Dr. Samir Brahmachari received a PhD in Molecular Biophysics from the Indian Institute of Science, Bangalore in 1978. He has shown exemplary scientific leadership and has made contribution in the area of Functional Genomics with special emphasis on molecular genetics of neurological and psychiatric disorders and functional Genomics.
Prof. Brahmachari has demonstrated the structural flexibility of DNA and the role of repetitive sequences in DNA transactions much before the discovery of repeats association with genetic disorders. He has made major contributions in molecular analysis of genetic disorders associated with trinucleotide amplification and repetitive sequence instability. Using a combination of structural biology, computational genomics and population based polymorphism scanning he and his group have provided a novel structural frame work for understanding the etiology of several neurological disorders.
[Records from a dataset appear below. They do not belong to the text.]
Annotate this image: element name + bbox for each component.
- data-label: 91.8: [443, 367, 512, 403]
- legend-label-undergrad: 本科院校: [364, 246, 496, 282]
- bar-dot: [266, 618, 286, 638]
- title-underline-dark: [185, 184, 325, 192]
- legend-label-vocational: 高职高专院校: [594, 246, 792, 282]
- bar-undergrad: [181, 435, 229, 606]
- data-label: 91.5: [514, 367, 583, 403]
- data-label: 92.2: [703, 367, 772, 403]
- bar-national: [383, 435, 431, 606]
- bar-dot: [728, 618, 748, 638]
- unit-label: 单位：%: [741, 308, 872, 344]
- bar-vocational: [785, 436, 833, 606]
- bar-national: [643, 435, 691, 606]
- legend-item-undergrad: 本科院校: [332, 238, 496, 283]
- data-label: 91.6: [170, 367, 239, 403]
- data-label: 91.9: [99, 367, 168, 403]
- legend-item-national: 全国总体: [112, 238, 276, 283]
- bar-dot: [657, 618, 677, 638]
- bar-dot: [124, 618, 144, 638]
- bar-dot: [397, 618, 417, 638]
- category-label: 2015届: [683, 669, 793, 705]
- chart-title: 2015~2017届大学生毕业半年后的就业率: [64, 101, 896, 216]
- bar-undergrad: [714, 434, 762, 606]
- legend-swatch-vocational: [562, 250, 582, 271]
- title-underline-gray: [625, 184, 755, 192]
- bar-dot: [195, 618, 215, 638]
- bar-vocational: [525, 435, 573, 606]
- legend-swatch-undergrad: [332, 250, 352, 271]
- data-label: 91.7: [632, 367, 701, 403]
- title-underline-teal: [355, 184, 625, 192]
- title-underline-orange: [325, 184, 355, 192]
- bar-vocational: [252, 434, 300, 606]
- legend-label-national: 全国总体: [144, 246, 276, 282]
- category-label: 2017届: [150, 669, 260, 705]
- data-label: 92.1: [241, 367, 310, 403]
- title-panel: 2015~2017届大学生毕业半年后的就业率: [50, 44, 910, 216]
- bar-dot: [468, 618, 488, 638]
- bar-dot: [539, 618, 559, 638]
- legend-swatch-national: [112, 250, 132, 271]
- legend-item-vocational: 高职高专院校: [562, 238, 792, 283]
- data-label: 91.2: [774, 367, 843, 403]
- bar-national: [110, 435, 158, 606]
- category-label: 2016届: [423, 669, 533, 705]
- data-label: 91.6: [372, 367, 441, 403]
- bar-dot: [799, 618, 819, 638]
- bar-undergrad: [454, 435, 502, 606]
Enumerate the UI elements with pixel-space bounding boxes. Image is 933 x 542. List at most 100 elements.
He was first to establish a close clinical network to address genetics of complex disorders and demonstrated association of two genes to Schizophrenia and Bipolar Disorder (synaptogyrin 1 and MLC1 gene) and identified several SNPs and other markers associated to various neurological disorders.
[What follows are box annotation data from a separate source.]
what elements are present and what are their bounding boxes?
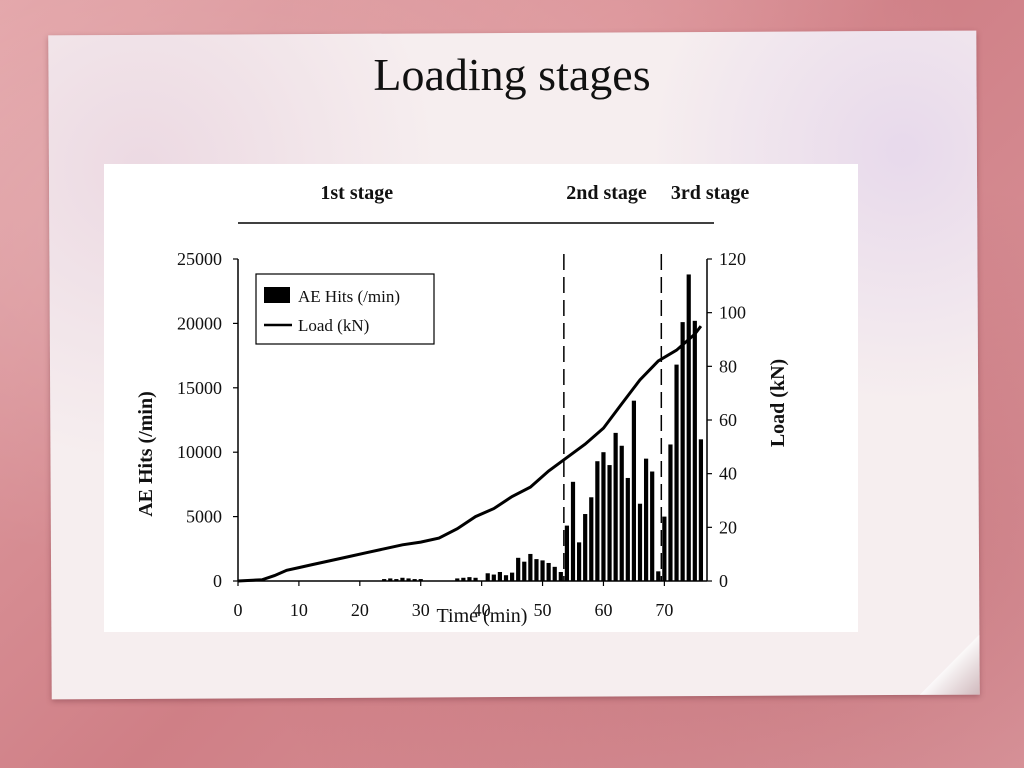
- ae-hits-bar: [418, 579, 423, 581]
- y-tick-label: 5000: [186, 507, 222, 527]
- ae-hits-bar: [388, 578, 393, 581]
- ae-hits-bar: [692, 320, 697, 581]
- x-tick-label: 10: [290, 600, 308, 620]
- chart-legend: AE Hits (/min) Load (kN): [255, 273, 435, 345]
- y-tick-label: 0: [213, 571, 222, 591]
- y-axis-label: AE Hits (/min): [135, 391, 157, 517]
- y2-axis-label: Load (kN): [767, 359, 789, 447]
- y2-tick-label: 120: [719, 249, 746, 269]
- x-axis-label: Time (min): [437, 605, 528, 627]
- ae-hits-bar: [534, 559, 539, 581]
- ae-hits-bar: [637, 503, 643, 581]
- slide-title: Loading stages: [373, 49, 651, 100]
- x-tick-label: 70: [655, 600, 673, 620]
- legend-box: [255, 273, 435, 345]
- ae-hits-bar: [546, 562, 551, 581]
- y-tick-label: 25000: [177, 249, 222, 269]
- x-tick-label: 20: [351, 600, 369, 620]
- ae-hits-bar: [473, 577, 478, 581]
- ae-hits-bar: [619, 445, 624, 581]
- ae-hits-bar: [503, 575, 509, 581]
- ae-hits-bar: [382, 579, 387, 581]
- ae-hits-bar: [625, 477, 630, 581]
- y2-tick-label: 40: [719, 464, 737, 484]
- y2-tick-label: 100: [719, 303, 746, 323]
- legend-label-ae-hits: AE Hits (/min): [298, 287, 400, 306]
- ae-hits-bar: [461, 577, 466, 581]
- ae-hits-bar: [509, 572, 515, 581]
- x-tick-label: 60: [594, 600, 612, 620]
- stage-label: 1st stage: [320, 182, 393, 204]
- chart-container: 1st stage 2nd stage 3rd stage 0 5000 10000 15…: [104, 164, 858, 632]
- ae-hits-bar: [485, 573, 490, 581]
- ae-hits-bar: [528, 553, 533, 581]
- ae-hits-bar: [601, 452, 606, 581]
- page-curl: [919, 635, 979, 695]
- legend-swatch-ae-hits: [264, 287, 290, 303]
- ae-hits-bar: [595, 461, 600, 581]
- y2-tick-label: 60: [719, 410, 737, 430]
- ae-hits-bar: [522, 561, 527, 581]
- ae-hits-bar: [552, 566, 557, 581]
- ae-hits-bar: [643, 458, 649, 581]
- ae-hits-bar: [394, 579, 399, 581]
- ae-hits-bar: [491, 574, 496, 581]
- x-tick-label: 40: [473, 600, 491, 620]
- x-tick-label: 0: [234, 600, 243, 620]
- ae-hits-bar: [589, 497, 594, 581]
- load-line-group: [237, 325, 703, 583]
- y2-tick-label: 0: [719, 571, 728, 591]
- ae-hits-bar: [516, 557, 521, 581]
- ae-hits-bar: [650, 471, 655, 581]
- ae-hits-bar: [540, 560, 545, 581]
- ae-hits-bar: [662, 516, 667, 581]
- y-tick-label: 15000: [177, 378, 222, 398]
- ae-hits-bar: [558, 571, 563, 581]
- ae-hits-bars: [382, 274, 704, 581]
- chart-axes: 0500010000150002000025000020406080100120…: [177, 249, 746, 620]
- y-tick-label: 10000: [177, 442, 222, 462]
- y2-tick-label: 20: [719, 517, 737, 537]
- stage-labels: 1st stage 2nd stage 3rd stage: [320, 182, 749, 204]
- ae-hits-bar: [680, 322, 685, 581]
- ae-hits-bar: [564, 525, 570, 581]
- ae-hits-bar: [631, 400, 637, 581]
- ae-hits-bar: [613, 432, 618, 581]
- y2-tick-label: 80: [719, 356, 737, 376]
- ae-hits-bar: [406, 578, 411, 581]
- legend-label-load: Load (kN): [298, 316, 369, 335]
- ae-load-chart: 1st stage 2nd stage 3rd stage 050001000015…: [135, 182, 789, 627]
- ae-hits-bar: [400, 577, 405, 581]
- ae-hits-bar: [455, 578, 460, 581]
- x-tick-label: 30: [412, 600, 430, 620]
- ae-hits-bar: [686, 274, 691, 581]
- ae-hits-bar: [467, 577, 472, 581]
- load-line: [237, 325, 703, 583]
- y-tick-label: 20000: [177, 313, 222, 333]
- ae-hits-bar: [497, 571, 503, 581]
- stage-label: 2nd stage: [566, 182, 647, 204]
- ae-hits-bar: [570, 481, 576, 581]
- ae-hits-bar: [576, 542, 582, 581]
- stage-label: 3rd stage: [671, 182, 749, 204]
- ae-hits-bar: [656, 571, 661, 581]
- x-tick-label: 50: [534, 600, 552, 620]
- ae-hits-bar: [668, 444, 673, 581]
- ae-hits-bar: [674, 364, 679, 581]
- ae-hits-bar: [412, 579, 417, 581]
- ae-hits-bar: [607, 465, 612, 581]
- ae-hits-bar: [583, 514, 588, 581]
- ae-hits-bar: [698, 439, 704, 581]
Prof. Brahmachari and coworkers have carried out extensive computational analysis of the repetitive sequences in the genome and were one of the first to propose functional role of such sequence. He and his associates have developed novel and unique tools for genome annotation and identification of functional signature for hypothetical proteins in the genome through comparative genomics approach. A recent finding of Prof. Brahmachari and his associates are that the human miRNA can target critical genes in HIV, preventing HIV proliferation. This has received wide international recognition. (Petit-Zeeman, S. Nature Rev. Drug Discovery, 2006, 5.5).